Feather Lumps also known as Feather Cysts is a complaint NOT often seen in the Fife Canary and is more usual in the Gloster, Crest Bred, & Norwich breeds; where it is common to double-buff (see "Cause" for explanation of double-buff).
A lump can if left untreated creates an unsightly growth of mammoth proportions the conntents of which can be come hard and cheesy in appearance. These lumps are usually not fatal unless it is near the airways.
I have never seen feather lumps in a genuine Fife and this is one reason I love these birds.
As the Fife does not have lumps I am tempted not to cover it; however there are some breeders that are unscrupulous and breed Fife to Gloster in some mistaken belief that they will improve the breed.
Lumps should not be confused with ‘Straw feather disease’, which has no known cause and results in feathers that look like straw due to incomplete development.

The lump is made up of feather, which has been unable to break through the feather follicle and forms a cheesy yellowish lump just below the skin.
The reason for not breaking through the skin is a matter of some contention between breeders, however there is most likely a number of causes that lead to this predisposition.
It is highly likely but I believe unproven, that lumps are hereditary in some lines and exacerbated by the practice of Double-Buffing.
For those unfamiliar with the term double buffing, it is the practice of breed using both parents being Buff; that is soft feathered and NOT Yellow or Intense. Double-buffing is done to get birds that looks bulkier or chubby, by having softer bulkier feathers. This practice makes the feathers softer and the feather being unable to break through the skin causes a lump.
The only problem with the soft feather theory is that the broadest feathered canaries, that is the Mosaic, or Dimorphic Canary - is never seen with feather lumps at all!
Some breeders however believe that Lumps are due to diet, and by not feeding any of the oily seeds like Rape and Linseed etc and by feeding a high diet of dark green leafy vegetables, that they have no problem.

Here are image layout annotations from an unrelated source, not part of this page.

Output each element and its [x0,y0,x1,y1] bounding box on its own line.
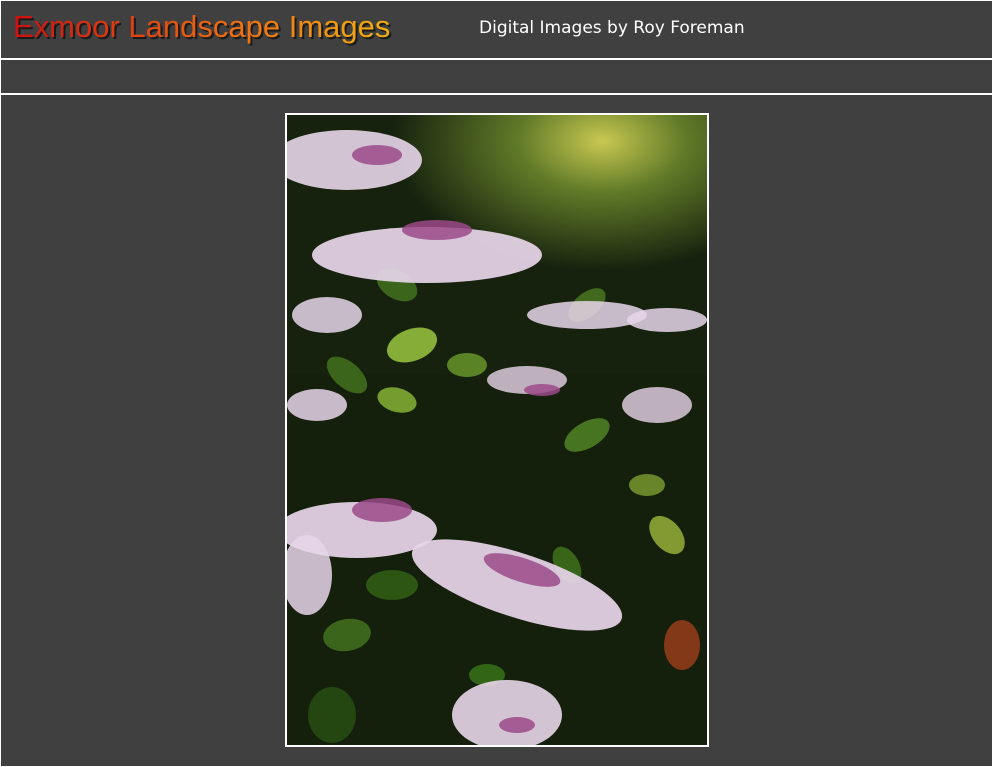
nav-bar [1,60,992,95]
hydrangea-photo[interactable] [287,115,707,745]
site-header: Exmoor Landscape Images Exmoor Landscape… [1,1,992,60]
photo-frame [285,113,709,747]
site-title[interactable]: Exmoor Landscape Images [13,9,390,45]
site-subtitle: Digital Images by Roy Foreman [479,18,745,38]
page: Exmoor Landscape Images Exmoor Landscape… [0,0,993,767]
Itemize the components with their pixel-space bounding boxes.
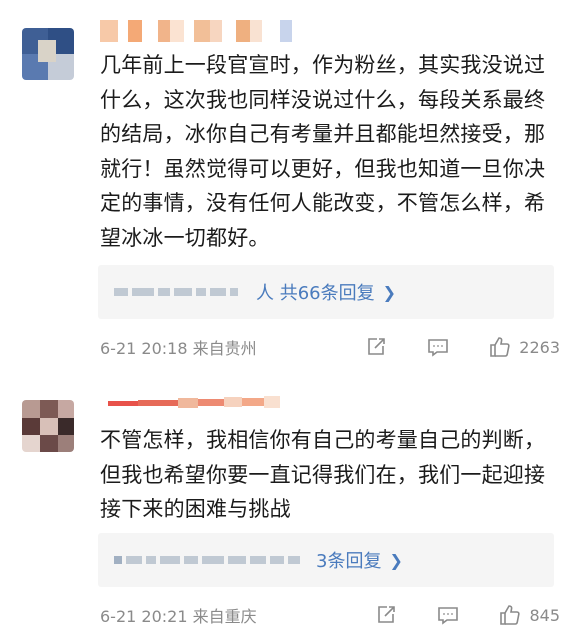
action-bar: 2263 [363, 333, 560, 361]
reply-usernames [114, 550, 304, 570]
share-icon[interactable] [373, 602, 399, 628]
comment-item: 不管怎样，我相信你有自己的考量自己的判断，但我也希望你要一直记得我们在，我们一起… [0, 375, 573, 640]
meta-row: 6-21 20:21 来自重庆 845 [100, 601, 560, 629]
username[interactable] [108, 393, 293, 411]
reply-count-label: 人 共66条回复 [256, 283, 375, 304]
username[interactable] [100, 20, 300, 42]
time-location: 6-21 20:18 来自贵州 [100, 339, 257, 358]
reply-box[interactable]: 3条回复 ❯ [98, 533, 554, 587]
comment-item: 几年前上一段官宣时，作为粉丝，其实我没说过什么，这次我也同样没说过什么，每段关系… [0, 0, 573, 375]
avatar[interactable] [22, 400, 74, 452]
thumbs-up-icon[interactable] [487, 334, 513, 360]
like-count: 845 [529, 605, 560, 625]
chevron-right-icon: ❯ [389, 550, 403, 570]
comment-text: 几年前上一段官宣时，作为粉丝，其实我没说过什么，这次我也同样没说过什么，每段关系… [100, 53, 546, 250]
reply-usernames [114, 282, 242, 302]
thumbs-up-icon[interactable] [497, 602, 523, 628]
like-count: 2263 [519, 337, 560, 357]
time-location: 6-21 20:21 来自重庆 [100, 607, 257, 626]
comment-text: 不管怎样，我相信你有自己的考量自己的判断，但我也希望你要一直记得我们在，我们一起… [100, 428, 546, 521]
chevron-right-icon: ❯ [382, 282, 397, 302]
comment-icon[interactable] [435, 602, 461, 628]
reply-count-label: 3条回复 [316, 551, 382, 572]
avatar[interactable] [22, 28, 74, 80]
reply-box[interactable]: 人 共66条回复 ❯ [98, 265, 554, 319]
action-bar: 845 [373, 601, 560, 629]
reply-count-link[interactable]: 人 共66条回复 ❯ [256, 279, 396, 305]
comment-icon[interactable] [425, 334, 451, 360]
share-icon[interactable] [363, 334, 389, 360]
meta-row: 6-21 20:18 来自贵州 2263 [100, 333, 560, 361]
reply-count-link[interactable]: 3条回复 ❯ [316, 547, 403, 573]
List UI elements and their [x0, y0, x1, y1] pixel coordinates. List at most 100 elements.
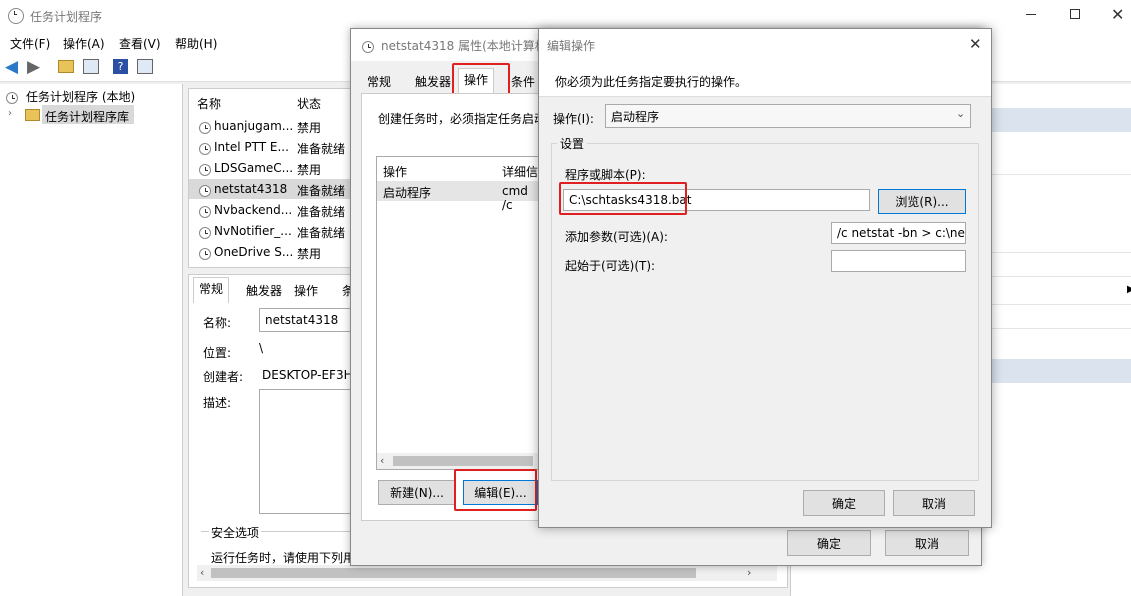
tree-root-label[interactable]: 任务计划程序 (本地)	[26, 88, 135, 105]
edit-cancel-button[interactable]: 取消	[893, 490, 975, 516]
edit-ok-button[interactable]: 确定	[803, 490, 885, 516]
help-icon[interactable]: ?	[113, 59, 128, 74]
table-row[interactable]: Intel PTT E... 准备就绪	[189, 137, 351, 157]
task-name: Intel PTT E...	[214, 140, 289, 154]
highlight-edit-button	[454, 469, 537, 511]
task-status: 准备就绪	[297, 226, 346, 240]
new-action-button[interactable]: 新建(N)...	[378, 480, 456, 505]
start-in-label: 起始于(可选)(T):	[565, 259, 656, 273]
app-clock-icon	[8, 8, 24, 24]
detail-tab-actions[interactable]: 操作	[289, 280, 323, 302]
menu-view[interactable]: 查看(V)	[119, 35, 161, 52]
menu-action[interactable]: 操作(A)	[63, 35, 105, 52]
actions-col-detail[interactable]: 详细信	[502, 163, 538, 180]
task-status: 禁用	[297, 163, 322, 177]
browse-button[interactable]: 浏览(R)...	[878, 189, 966, 214]
table-row[interactable]: NvNotifier_... 准备就绪	[189, 221, 351, 241]
tab-label: 常规	[199, 282, 224, 296]
tab-label: 触发器	[415, 75, 452, 89]
edit-close-icon[interactable]: ✕	[969, 35, 982, 53]
action-pane-icon[interactable]	[137, 59, 153, 74]
action-pane-row[interactable]	[991, 328, 1131, 329]
col-header-status[interactable]: 状态	[297, 95, 321, 112]
edit-title: 编辑操作	[547, 39, 596, 53]
menu-help[interactable]: 帮助(H)	[175, 35, 217, 52]
task-status: 准备就绪	[297, 184, 346, 198]
detail-tab-general[interactable]: 常规	[193, 277, 230, 303]
task-icon	[199, 121, 211, 134]
col-header-name[interactable]: 名称	[197, 95, 221, 112]
action-pane-header-1[interactable]	[991, 108, 1131, 132]
description-box[interactable]	[259, 389, 359, 514]
action-type-select[interactable]: 启动程序 ⌄	[605, 104, 971, 128]
name-label: 名称:	[203, 316, 232, 330]
menu-file[interactable]: 文件(F)	[10, 35, 50, 52]
maximize-icon[interactable]	[1070, 9, 1080, 19]
forward-icon[interactable]: ▶	[27, 57, 40, 77]
table-row[interactable]: huanjugam... 禁用	[189, 116, 351, 136]
props-tab-conditions[interactable]: 条件	[506, 71, 540, 93]
tab-label: 常规	[367, 75, 392, 89]
program-label: 程序或脚本(P):	[565, 168, 646, 182]
task-status: 禁用	[297, 121, 322, 135]
tree-child-label[interactable]: 任务计划程序库	[45, 108, 129, 125]
task-icon	[199, 205, 211, 218]
action-pane-header-2[interactable]	[991, 359, 1131, 383]
actions-list[interactable]: 操作 详细信 启动程序 cmd /c ‹	[376, 156, 542, 470]
task-icon	[199, 163, 211, 176]
action-type-label: 操作(I):	[553, 112, 594, 126]
props-tab-triggers[interactable]: 触发器	[410, 71, 456, 93]
properties-clock-icon	[362, 40, 374, 53]
actions-scrollbar[interactable]: ‹	[377, 453, 540, 469]
table-row[interactable]: Nvbackend... 准备就绪	[189, 200, 351, 220]
tree-pane: 任务计划程序 (本地) › 任务计划程序库	[0, 84, 183, 596]
scroll-left-icon[interactable]: ‹	[200, 566, 204, 579]
edit-intro: 你必须为此任务指定要执行的操作。	[555, 75, 748, 89]
security-text: 运行任务时，请使用下列用	[211, 551, 356, 565]
scroll-thumb[interactable]	[211, 568, 696, 578]
action-type: 启动程序	[383, 186, 432, 200]
folder-up-icon[interactable]	[58, 60, 74, 73]
task-icon	[199, 247, 211, 260]
location-label: 位置:	[203, 346, 232, 360]
table-row[interactable]: netstat4318 准备就绪	[189, 179, 351, 199]
action-pane-row[interactable]	[991, 276, 1131, 277]
author-label: 创建者:	[203, 370, 244, 384]
name-field[interactable]: netstat4318	[259, 308, 359, 332]
table-row[interactable]: LDSGameC... 禁用	[189, 158, 351, 178]
task-status: 准备就绪	[297, 205, 346, 219]
scroll-right-icon[interactable]: ›	[747, 566, 751, 579]
detail-tab-triggers[interactable]: 触发器	[241, 280, 287, 302]
args-field[interactable]: /c netstat -bn > c:\netstat.txt	[831, 222, 966, 244]
edit-titlebar: 编辑操作 ✕	[539, 29, 991, 61]
tab-label: 操作	[294, 284, 319, 298]
task-name: OneDrive S...	[214, 245, 294, 259]
horizontal-scrollbar[interactable]: ‹ ›	[197, 565, 777, 581]
action-pane-row[interactable]	[991, 304, 1131, 305]
close-icon[interactable]: ✕	[1111, 5, 1124, 24]
description-label: 描述:	[203, 396, 232, 410]
settings-label: 设置	[557, 135, 588, 152]
minimize-icon[interactable]	[1026, 14, 1036, 15]
actions-col-action[interactable]: 操作	[383, 163, 407, 180]
edit-intro-band: 你必须为此任务指定要执行的操作。	[539, 61, 991, 97]
show-hide-tree-icon[interactable]	[83, 59, 99, 74]
action-pane-row[interactable]	[991, 174, 1131, 175]
expand-chevron-icon[interactable]: ›	[8, 108, 12, 119]
action-type-value: 启动程序	[611, 109, 660, 124]
task-name: netstat4318	[214, 182, 288, 196]
table-row[interactable]: 启动程序 cmd /c	[377, 181, 542, 212]
scroll-left-icon[interactable]: ‹	[380, 454, 384, 467]
task-name: Nvbackend...	[214, 203, 293, 217]
props-cancel-button[interactable]: 取消	[885, 530, 969, 556]
props-ok-button[interactable]: 确定	[787, 530, 871, 556]
scroll-thumb[interactable]	[393, 456, 533, 466]
props-tab-general[interactable]: 常规	[362, 71, 396, 93]
table-row[interactable]: OneDrive S... 禁用	[189, 242, 351, 262]
back-icon[interactable]: ◀	[5, 57, 18, 77]
action-pane-row[interactable]	[991, 252, 1131, 253]
submenu-arrow-icon[interactable]: ▶	[1127, 284, 1131, 295]
tab-label: 触发器	[246, 284, 283, 298]
start-in-field[interactable]	[831, 250, 966, 272]
location-value: \	[259, 341, 264, 355]
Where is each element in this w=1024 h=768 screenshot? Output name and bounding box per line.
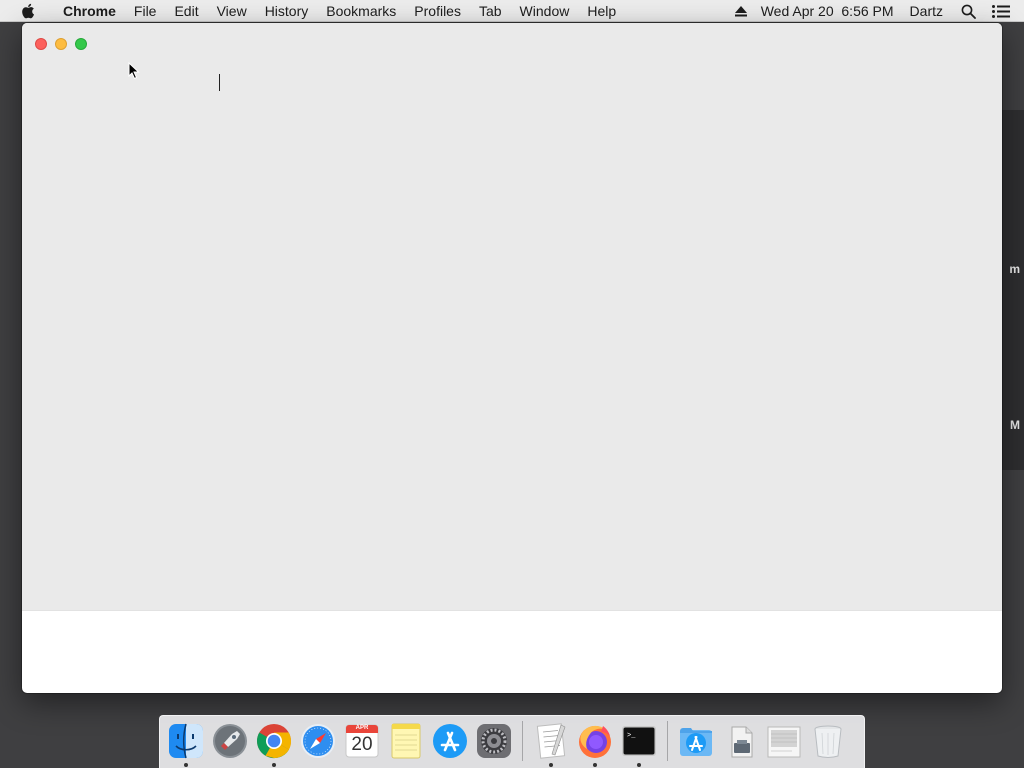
notes-icon [391, 723, 421, 759]
trash-icon [814, 725, 842, 758]
maximize-window-button[interactable] [75, 38, 87, 50]
downloads-stack-icon [731, 726, 753, 758]
menu-bookmarks[interactable]: Bookmarks [317, 0, 405, 22]
menu-tab[interactable]: Tab [470, 0, 511, 22]
finder-icon [169, 723, 203, 759]
notification-center-icon[interactable] [984, 0, 1024, 22]
running-indicator [549, 763, 553, 767]
dock-chrome[interactable] [254, 721, 294, 767]
running-indicator [272, 763, 276, 767]
terminal-prompt: >_ [627, 732, 636, 740]
dock-app-store[interactable] [430, 721, 470, 761]
mouse-pointer-icon [128, 61, 140, 80]
dock-separator [667, 721, 668, 761]
menu-app-name[interactable]: Chrome [54, 0, 125, 22]
dock: APR 20 >_ [159, 715, 865, 768]
dock-trash[interactable] [808, 721, 848, 761]
dock-calendar[interactable]: APR 20 [342, 721, 382, 761]
dock-launchpad[interactable] [210, 721, 250, 761]
calendar-month: APR [355, 725, 369, 731]
dock-finder[interactable] [166, 721, 206, 767]
eject-icon[interactable] [727, 0, 755, 22]
applications-folder-icon [680, 728, 712, 756]
menu-help[interactable]: Help [578, 0, 625, 22]
dock-applications-stack[interactable] [676, 721, 716, 761]
user-name[interactable]: Dartz [900, 0, 953, 22]
dock-system-preferences[interactable] [474, 721, 514, 761]
menu-file[interactable]: File [125, 0, 166, 22]
dock-notes[interactable] [386, 721, 426, 761]
dock-textedit[interactable] [531, 721, 571, 767]
system-preferences-icon [477, 724, 511, 758]
menu-edit[interactable]: Edit [165, 0, 207, 22]
dock-firefox[interactable] [575, 721, 615, 767]
launchpad-icon [213, 724, 247, 758]
dock-downloads-stack[interactable] [720, 721, 760, 761]
firefox-icon [579, 725, 611, 758]
running-indicator [184, 763, 188, 767]
window-content-area[interactable] [22, 23, 1002, 611]
menu-history[interactable]: History [256, 0, 318, 22]
document-stack-icon [767, 726, 801, 758]
safari-icon [301, 724, 335, 758]
textedit-icon [536, 723, 566, 759]
window-controls [35, 38, 87, 50]
background-window-text: m [1009, 262, 1020, 276]
menu-bar-status-area: Wed Apr 20 6:56 PM Dartz [727, 0, 1024, 22]
spotlight-search-icon[interactable] [953, 0, 984, 22]
chrome-icon [257, 724, 292, 759]
running-indicator [637, 763, 641, 767]
menu-view[interactable]: View [208, 0, 256, 22]
menu-profiles[interactable]: Profiles [405, 0, 470, 22]
menu-bar: Chrome File Edit View History Bookmarks … [0, 0, 1024, 22]
clock[interactable]: Wed Apr 20 6:56 PM [755, 0, 900, 22]
apple-icon[interactable] [20, 3, 36, 19]
close-window-button[interactable] [35, 38, 47, 50]
running-indicator [593, 763, 597, 767]
calendar-day: 20 [351, 734, 373, 755]
chrome-window [22, 23, 1002, 693]
dock-safari[interactable] [298, 721, 338, 761]
minimize-window-button[interactable] [55, 38, 67, 50]
dock-document-stack[interactable] [764, 721, 804, 761]
background-window-text: M [1010, 418, 1020, 432]
app-store-icon [433, 724, 467, 758]
dock-terminal[interactable]: >_ [619, 721, 659, 767]
text-caret [219, 74, 220, 91]
terminal-icon: >_ [622, 726, 656, 756]
menu-window[interactable]: Window [511, 0, 579, 22]
dock-separator [522, 721, 523, 761]
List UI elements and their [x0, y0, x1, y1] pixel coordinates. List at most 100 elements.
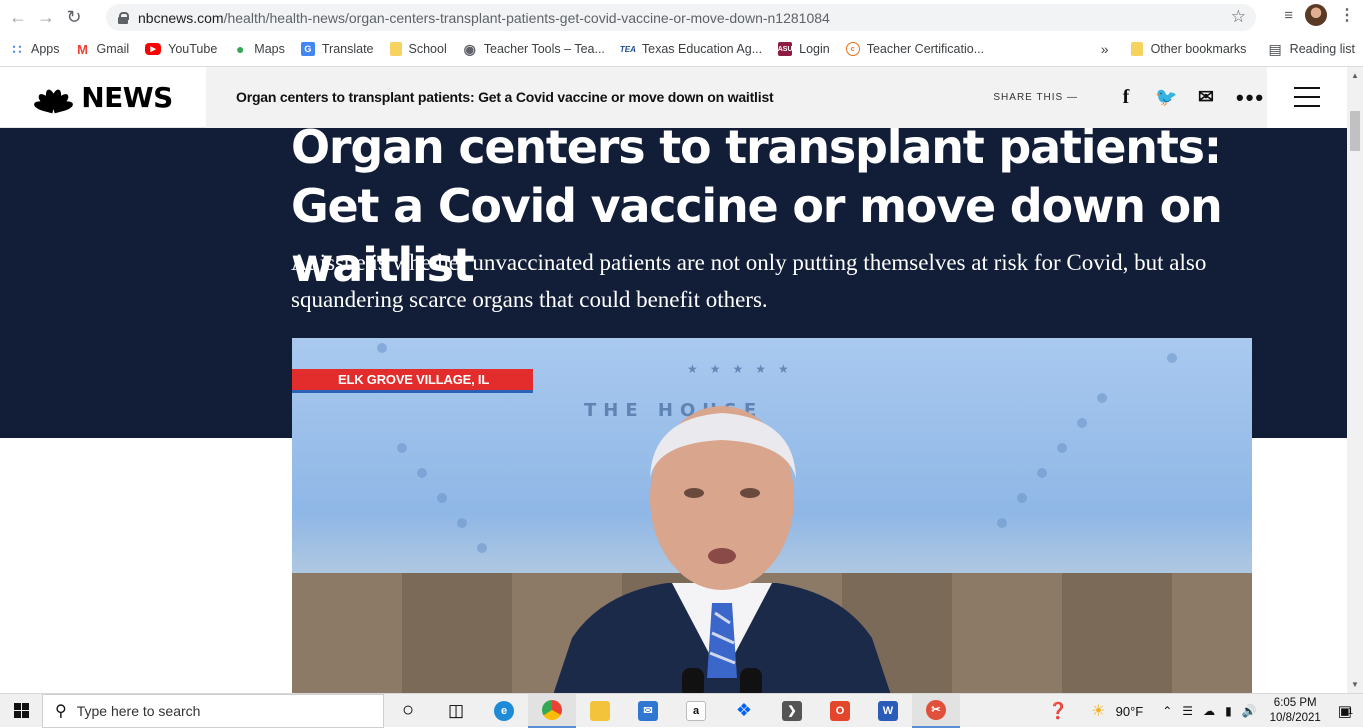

The stock standard answer is to see a vet, however depending on the location of the lump it can be remedied as follows:
Warning:
The author accepts no responsibility for the following if it goes wrong. If you are NOT confident, go to a vet. It is unwise to do this operation if the lump is near or around the windpipe.
You cannot leave lumps untreated, as they can be painful for the bird and sometimes fatal.
Tools:
A scalpel or razorblade, it needs to be very sharp.
A very fine needle which is sharp.
Cotton Buds or Cotton Ball.
Hydrogen Peroxide or Antiseptic (diluted per instructions)
Method:
If you see a feather out of place or a feather in the wrong direction, it could be a lump. Follow this feather down to the skin and if the feather is coming from the lump, gently pull it out. If it’s small it can bring the lump out with the feather.
If the Lump is hard you may find it already has a break in the skin. If it does, sterilise your needle and put the needle through the break in the skin and gently push into the lump (not the bird) lift the lump out. If the lump breaks, do the same with the broken bit and lift out. When finished use your peroxide or antiseptic and gently press into the sack that remains.
If there is no break in the skin, find a part of the skin over the lump that is tight with no blood vessels evident. Sterilise the area and razor/scalpel and gently cut the skin. Then use your needle as above to lift out the lump and antiseptic the area.
If the lump is soft, it can be much more difficult because the skin will bleed more and the contents can be harder to remove.
Recovery:
After doing the above the bird can be released as normal and you will find that recovery is almost immediate. Within a day it can be difficult to even locate where the lump was.
I have never seen a bird get an infection, or die for that matter, from this operation.

When a lump is detected you should determine the parents and linage and mark this line as producing lumps. It is then a conscious decision on your part to continue breeding this line or not as it is highly likely that lumps will develop in the offspring.
If your birds have lumps it is unfair and unacceptable behaviour to sell these birds to unsuspecting buyers as a pet, without first warning them that the bird could develop a lump or has had a lump previously.